Madhesh Province
Musahar children in Saptari village are still deprived of education
Lack of government identity cards and deprivation are forcing Musahar parents to keep their children away from schools.Abdhesh Kumar Jha
Girija Sada Musahar of Maniyar Parsahi settlement, Mahadeva Rural Municipality-4, has a seven-year-old son who has never been to school. The seven-year-old said that he does not go to school because his parents do not send him there.
Pawan Sada of the same settlement also has two daughters, one eight years old and the other 10; they also never go to school.
Sampait Sada’s son, who is in grade two, also doesn’t go to school. His son said that he doesn’t have the uniform and other materials he needs at school.
Even though the local government claims 100 percent enrollment of school-age children in the Mahadeva Rural Municipality, around 200 aged 5 to 10 years in the Maniyar Parsahi Musahar settlement are deprived of education. Some have not been enrolled at school, and even those enrolled do not go to school regularly. Like any other Musahar community, people in this settlement survive by doing menial labour, farm work, and fishing in rivers and ponds.
Most of the children of this settlement have not been enrolled in school due to the absence of birth certificates and because their parents don’t have citizenship certificates in the first place. Some don’t go to school because of poverty.
“We even struggle to put food on our plates. In such conditions, how can we provide materials necessary for their education?” said Brihaspati Sada of Maniyar Parsahi. There are around 250 children in the settlement. Most of them can’t even afford government-run schools that only collect nominal charges from students.
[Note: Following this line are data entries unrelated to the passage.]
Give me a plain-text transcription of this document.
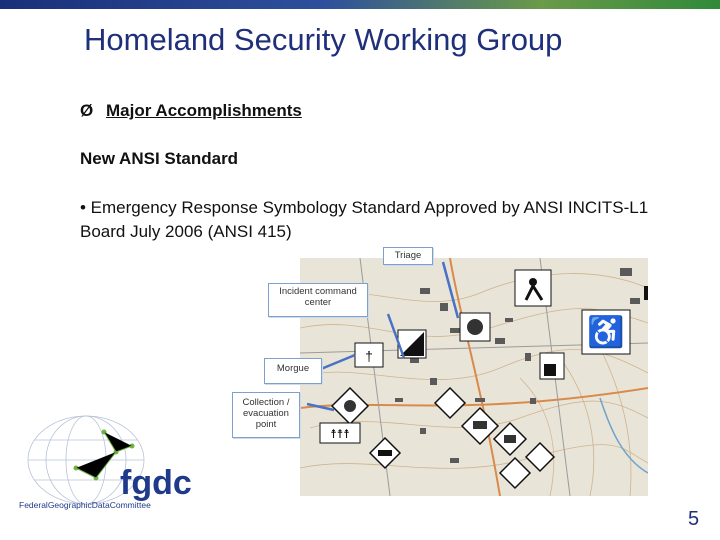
Homeland Security Working Group
Ø Major Accomplishments
New ANSI Standard
• Emergency Response Symbology Standard Approved by ANSI INCITS-L1 Board July 2006 (ANSI 415)
♿
†
☨☨☨
Triage
Incident command center
Morgue
Collection / evacuation point
fgdc
FederalGeographicDataCommittee
5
“The school, the local government, and the parents are all to blame for the Musahar children not attending school,” he added.
“My son also stopped going to the school after he was kicked out for not attending his exam. They say he can only go to school in the new academic session,” said another local, Lalo Devi Sada. Children in this settlement cannot even spell or write their own names or the names of their schools. “We don’t know if this is a weakness of our children or the school’s,” she added.
“We stopped sending my seventh-grade son to school because he couldn’t write anyone’s name. We thought we were wasting our resources by sending him to school,” said Ashok Sada, a local.
“Children of this settlement are mostly found playing cards, playing marvels, and fishing, among other things, during the day. All the parents in the settlement leave for work at 7 in the morning and only return home at 9 pm every day. With such a busy schedule and little money, how can we manage to send our children to school? There is no progress between the children who go to school and those who don’t. They haven’t learned anything,” he added.
The nearest school is Dwarika, Shreelal, Satandevi Secondary School in Bathnath, which is 1.5 km away from the settlement, and some of the children of this settlement go to this school.
“Our children face hardships even after being admitted to school,” said Raijani Devi Sada. “After two or four days at school, they don’t want to go because the students and teachers treat them unfairly for being Dalits,” she added.
According to Yuddha Narayan Yadav, principal of Dwarika, Shreelal, Satandevi Secondary School, the children from Maniyar Parsahi are not regular at school.
“The parents in this settlement do not pay attention to their children’s education. Sometimes the teachers also scare the children saying that they will be kicked out of school if they are not regular. So the students stop coming to school,” said Yadav.
“Not only the children of this Musahar community but other children too don’t come to school regularly. About 40 percent of them do not come to school regularly,” he added. There are nearly 900 students at the school, 150 of them from various Musahar settlements.
Despite the absentees, the municipality still claims 100 percent enrolment.
According to Dev Kumar Yadav, head of the education unit of the Mahadeva Rural Municipality, all the children of the school age are enrolled. The federal government allocated Rs65 million under the conditional grant, and the municipality allocated Rs6.9 million to education.
“We have been offering scholarships and mid-day meals to bring dalit students to school,” he said.